Not just a day off
Memorial Day is much more than just a long weekend
The day is indelible in my memory when, as a Boy Scout with a snare drum strapped to one leg and sounding the cadence, I lead of a hometown parade in 1944, marching just behind an aging four-member American Legion Honor Guard.
The place was a rural ranching town in North Dakota – only five blocks wide with a Main Street nine blocks long that was filled with older Legion veterans marching to the drum beat. Behind the veterans were a few horse-drawn “floats” naming an organization (gas was rationed), a pre-war flatbed truck with a dozen beginning members of the school band and a long stream of youth carrying small American Flags, many on horseback that stretched to a staging area at the edge of town.
The military members of the community were still at war, but the streets were lined with those at home, each wearing a VFW red poppy on their attire and remembering those who were serving in harm’s way, like my older brother as a “SeaBee” in the Pacific.
The meaning of this somber day in my life was imbedded in my mind. The seriousness of my role as a Boy Scout that day gave me pride, although I was the only one in town with a snare drum. The school music teacher was off to war and the school band hadn’t learned to march.

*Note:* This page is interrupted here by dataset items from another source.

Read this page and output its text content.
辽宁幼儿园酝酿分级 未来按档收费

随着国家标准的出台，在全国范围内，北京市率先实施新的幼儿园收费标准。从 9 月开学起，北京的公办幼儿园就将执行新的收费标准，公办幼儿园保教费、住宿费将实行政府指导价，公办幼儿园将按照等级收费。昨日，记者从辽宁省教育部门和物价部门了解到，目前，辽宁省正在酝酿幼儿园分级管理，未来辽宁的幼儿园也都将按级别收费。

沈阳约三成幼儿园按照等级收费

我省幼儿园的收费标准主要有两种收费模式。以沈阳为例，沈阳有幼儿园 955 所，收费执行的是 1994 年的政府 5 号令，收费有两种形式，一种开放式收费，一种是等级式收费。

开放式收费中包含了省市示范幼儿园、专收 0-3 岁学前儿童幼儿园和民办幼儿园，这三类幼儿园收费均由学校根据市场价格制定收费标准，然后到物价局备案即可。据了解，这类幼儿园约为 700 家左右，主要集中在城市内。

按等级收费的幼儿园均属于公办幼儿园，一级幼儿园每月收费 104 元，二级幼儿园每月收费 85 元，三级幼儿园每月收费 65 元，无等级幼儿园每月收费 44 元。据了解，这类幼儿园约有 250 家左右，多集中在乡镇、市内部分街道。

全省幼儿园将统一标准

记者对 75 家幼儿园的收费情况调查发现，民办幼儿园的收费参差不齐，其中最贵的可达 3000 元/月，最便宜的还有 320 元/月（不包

I also remember how important that day was for everyone’s hope that the war would soon end. A memorial church service opened the day, a gathering at the cemeteries, the parade, and a full day of camaraderie among the families with plenty of food from farms and ranches to be shared at a “potluck” without the issued meat ration cards.
The day of May 30 in those days was called “Declaration Day,” declared since 1868 to remember Union and Confederate soldiers who died in the Civil War.
In my youth, families for a week planted live flowers on the graves of relatives, and often put down a tablecloth on the cemetery grass to share food with those gathered for the beautification of graves and the stories that went with it (this practice is said to be the original meaning of “potluck” from Civil War days).
Memorial Day was officially authorized as a federal holiday on the last Monday in May in 1971, ostensibly to allow government workers to participate in community events.
Nowadays, Memorial Day weekend has evolved into a holiday weekend for family gatherings, for shopping sprees, and for events often centered on TV specials.
However, in many rural towns, each with its own “Memorial Park” or Memorial Building, with long-standing military service organizations, the original meaning still prevails, at least in a couple of hours of traditional activities.
Memorial Day in Northwood (p. 941) tops any program that I’ve seen over the last decade in rural N.D. In 2000, the town was considered the highest concentration per capita of Norwegian-Americans in the Nation. A dialect from Hallingdal can be heard at the Senior Center that has not been heard in Norway for over a century, without influence of change in usage.
This year, the local American Legion Post actively is preparing for their annual program by putting up 50 large, flowing American Flags on tall white poles along the town’s cemetery corridors. In addition, the Post adorns seven remote rural cemeteries in the area with small flags on every known veteran’s grave, including a single grave on an abandoned farmstead.
In June, the Post is planning a day to honor three WWII veterans – all named Wally, who grew up together and are still living in Northwood. (Meet one of the Wallys at: http://
Currently, several student service organizations at University of North Dakota (UND) are planning to support recent returnees on their job search by producing one-minute film stories of their life experience as video résumés. A proposed American Legion Post 401 is being organized on campus for the 500 + veteran-students attending classes at UND.
Communities or groups are trying new ways to bring back the meaning of Memorial Day by engaging the public through short digital films of veterans on YouTube or dedicated Websites.
For example, “Carry The Load” project by two individuals has organized a 1700-mile relay-walk from West Point in New York to Dallas, Texas during May. An American Flag is handed off every five-mile segment to volunteers who lead those that join in locally. Rallies are organized along the route, which connect with children and families about an honored person, cause, message or mission.
In N.D., a project is underway to create a “virtual parade” between Memorial Day and Veterans Day of short veteran stories from across the prairie landscape and showcase on the Web local stories that people with smart phones can view, using off-the-shelf technologies, either onsite or online.
“Showcasing” life stories of veterans in short digital films can help bring back the meaning of Memorial Day to the next generation.